We used the only source for national election administration data—the Election Administration and Voting Survey (EAVS)—from the 2016 general election. We rely on the 2016 data because it is most complete. While 2016 showed low levels of voter turnout among minority voters compared to 2008 and 2012, those years would have been less complete while also being less representative in terms of absentee voting.
The purpose of our analysis is to see—assuming that turnout, absentee ballot submission and rejection rates remain the same—how an increase in absentee requests would impact the number of ballots rejected. We focused our analysis only on civilian mail ballots (Section C of EAVS) using the EAVS Data Public Release Version 4.
Elections across the U.S. are run on the local-level. The county most commonly runs elections, but in a few states, they are administered on a hyper-local level: by parish, ward or municipality. Wisconsin for example runs elections by ward, and has over 1,800 election offices. For a few states, we chose to aggregate the data up to the county level which provided a more robust sample size and the ability to merge in demographic data. Our final dataset has 3,114 jurisdictions.

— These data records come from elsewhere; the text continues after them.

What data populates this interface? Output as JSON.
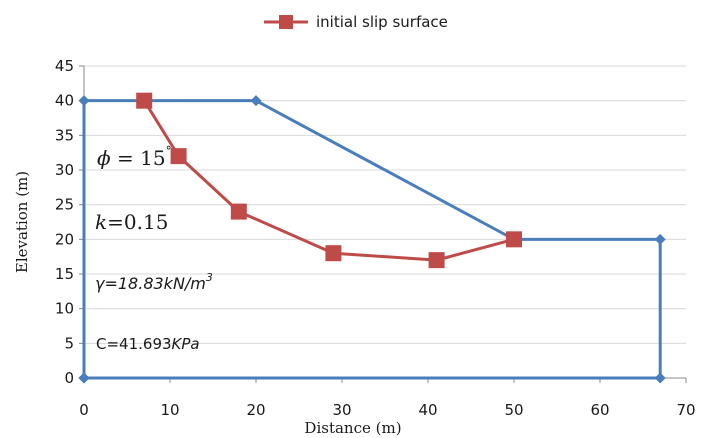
{
  "chart_data": {
    "type": "line",
    "xlabel": "Distance (m)",
    "ylabel": "Elevation (m)",
    "xlim": [
      0,
      70
    ],
    "ylim": [
      0,
      45
    ],
    "x_ticks": [
      "0",
      "10",
      "20",
      "30",
      "40",
      "50",
      "60",
      "70"
    ],
    "y_ticks": [
      "0",
      "5",
      "10",
      "15",
      "20",
      "25",
      "30",
      "35",
      "40",
      "45"
    ],
    "grid": "horizontal",
    "legend_position": "top-center",
    "series": [
      {
        "color": "#4a7ebb",
        "marker": "diamond",
        "points": [
          [
            0,
            0
          ],
          [
            0,
            40
          ],
          [
            20,
            40
          ],
          [
            50,
            20
          ],
          [
            67,
            20
          ],
          [
            67,
            0
          ],
          [
            0,
            0
          ]
        ]
      },
      {
        "name": "initial slip surface",
        "color": "#be4b48",
        "marker": "square",
        "points": [
          [
            7,
            40
          ],
          [
            11,
            32
          ],
          [
            18,
            24
          ],
          [
            29,
            18
          ],
          [
            41,
            17
          ],
          [
            50,
            20
          ]
        ]
      }
    ],
    "annotations": {
      "phi": {
        "symbol": "ϕ",
        "equals": " = ",
        "value": "15",
        "superscript": "°"
      },
      "k": {
        "symbol": "k",
        "rest": "=0.15"
      },
      "gamma": {
        "main": "γ=18.83kN/m",
        "superscript": "3"
      },
      "c": {
        "prefix": "C=41.693",
        "unit": "KPa"
      }
    }
  }
}
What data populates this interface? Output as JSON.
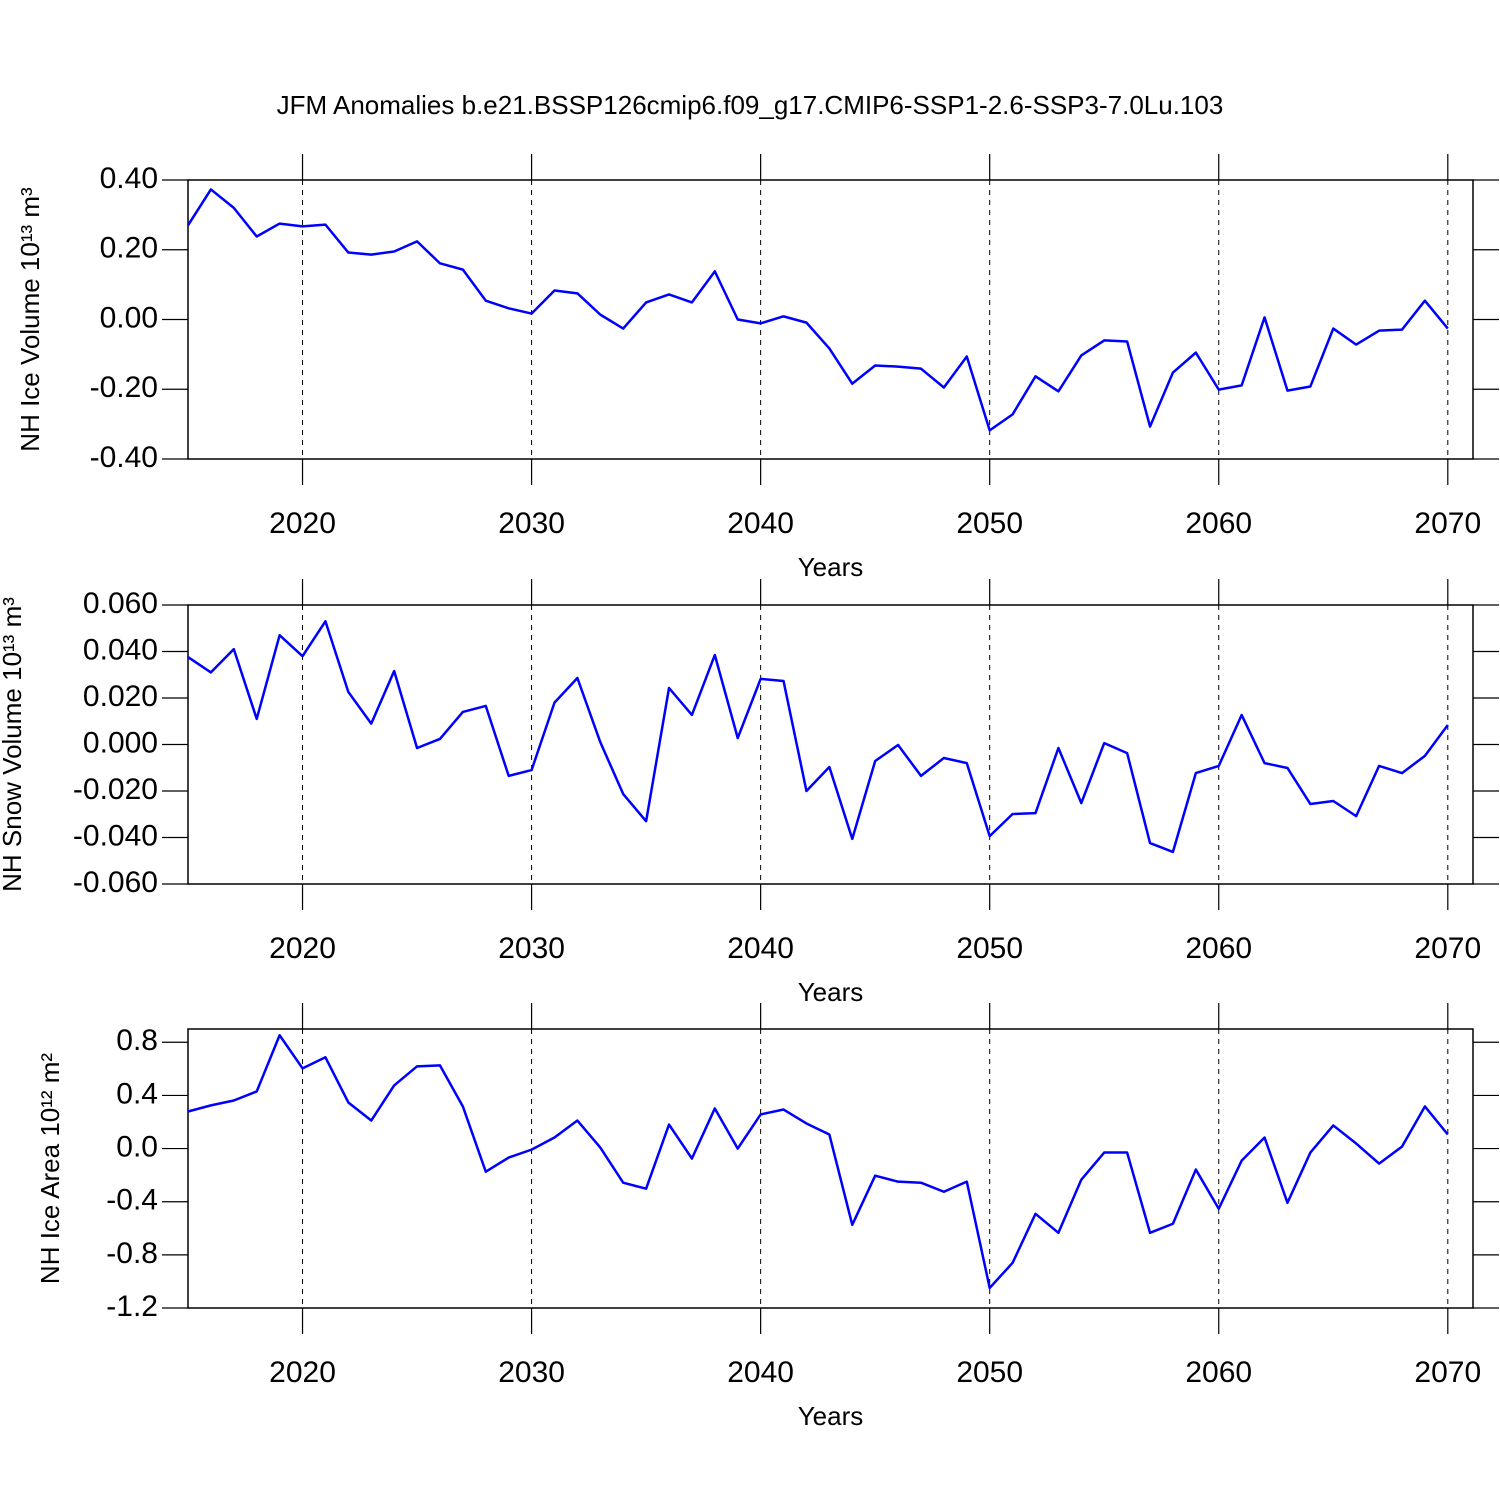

While EAVS 2016 is the most complete data set we have for a general election year, there is still missing data. 167 jurisdictions of the 3,114 total did not report rejected ballot data (C4b) across eight states. We have almost complete data in battleground states however, with only Arkansas reporting some missing data. Submitted ballots (C1b) and transmitted ballots (C1a) also had missing data, but it made up only 0.8% and 0.7% of all jurisdictions respectively.
The data was supplemented with additional data that was collected from the election-related state and local offices and merged into the EAVS data based on the associated FIPS code. If 85% of the jurisdictions did not report data on rejected ballots in a state, we contacted the jurisdictions and states to fill in the missingness. We based the 85% threshold on the EPI methodology. In the following states, fewer than 85% of jurisdictions did not report data in 2016: Texas, Arkansas, New Mexico, Alabama, and Vermont.
- Alabama reported no rejected ballot data.
- Vermont did not report any data at all. The state of Vermont provided a full dataset upon request.
- New Mexico reports that “data may not add up because it comes from different, unidentified sources”—we were unable to get clarification from the state despite multiple attempts to reach them.